Circle :: Terminal

Aujourd’hui le monde entier devrait parler de Circle tant leur discographie et leur parcours est exemplaire. Et je ne parle même pas de leurs prestations lives plus incroyables les unes que les autres. Mais non. Le groupe finlandais Circle avec ses 26 ans de carrière, 32 albums, 13 lives, au moins, 23 singles, splits ou EP, ainsi qu’un nombre conséquent de side-projects, est relégué au rang de groupe « culte » sans même avoir connu la gloire véritable. Encore un groupe brillant qui officie dans l’ombre ! Que fait donc le monde ? S’il y a bien un groupe qui devrait être élevé au statut de rockstar cosmique c’est eux. Et là, je vous entends me demander, vous le monde, qui ce sont « eux » ? Que font Circle ? Je crois bien qu’eux-mêmes ne le savent pas vraiment. Mais ils le font et ils le font avec classe.

Circle est parfaitement inclassable. Leur musique part véritablement dans toutes les directions ou presque. Ils aiment pourtant se cantonner à l’acronyme NWOFHM, New Wave Of Finnish Heavy Metal, obscur mouvement metal qui ne semble concerner que les illuminés de Circle. Un groupe de la trempe de Circle ne peut être que son propre mouvement musical, non ? Avec le temps, le groupe a assimilé quantité d’influences avec, en effet, toujours une touche plus ou moins metal.

Terminal est une excellente synthèse des différents horizons explorés par le groupe tout au long de sa carrière. Une petite différence toutefois, ce disque est le premier paru sur le fameux label américain Southern Lords (Earth, Sunn O))), Sleep…) et non sur leur propre label Ektro Records. Peut-être le début de la gloire ? Quoi qu’il en soit, Terminal va faire référence dans la discographie de nos productifs Finlandais. Aussi rock’n’roll qu’épique, aussi metal que krautrock, aussi psychédélique que punk, aussi symphonique que progressif, cette nouvelle galette casse tous les codes habituels. Foutraque dans les influences, il n’en est pas moins complètement cohérent sur la longueur. Les envolées lyriques de Mika Rätto épousent à merveille les boucles hypnotiques de guitare et la voix de Janne Westerlund n’est pas en reste quand il s’agit d’explorer des tessitures plus graves. On retrouve aussi bien du Mercyful Fate, voire du Black Sabbath mixé à Klaus Nomi (Rakkauta Al Dente), que du Stooges sauce krautrock (Terminal), du Arcade Fire sauce black metal lyrico-stellaire (Saxo) ou des relents de Can et Neu ! façon heavy punk metal.

Qu’importent les influences, le rendu final est Circle.
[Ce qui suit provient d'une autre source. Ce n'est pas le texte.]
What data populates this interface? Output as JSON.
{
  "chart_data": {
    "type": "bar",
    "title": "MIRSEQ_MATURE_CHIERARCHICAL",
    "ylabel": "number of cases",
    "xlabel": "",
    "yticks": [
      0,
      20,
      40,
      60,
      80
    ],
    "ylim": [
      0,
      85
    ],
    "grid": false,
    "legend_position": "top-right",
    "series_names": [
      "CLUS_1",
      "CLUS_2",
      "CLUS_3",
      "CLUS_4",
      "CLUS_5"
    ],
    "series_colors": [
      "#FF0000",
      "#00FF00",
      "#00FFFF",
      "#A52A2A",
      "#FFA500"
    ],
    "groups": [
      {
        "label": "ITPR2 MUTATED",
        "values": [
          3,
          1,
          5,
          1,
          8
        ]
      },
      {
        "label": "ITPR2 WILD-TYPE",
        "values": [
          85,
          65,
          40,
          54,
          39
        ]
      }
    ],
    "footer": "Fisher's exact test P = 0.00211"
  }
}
Là est sa force, son identité, hors des normes, avalant goulûment tout ce que bon lui semble pour en faire tout et n’importe quoi. Cette mixture originale ne va pas sans une bonne dose de culot et d’humour. Car oui, il faut oser faire cela et Circle n’a peur de rien. Le mélange est jubilatoire et foutrement efficace. Terminal est l’album que tu n’attendais pas, mais que tu as intérêt à écouter. Une dose de plaisir que l’on ne peut se refuser.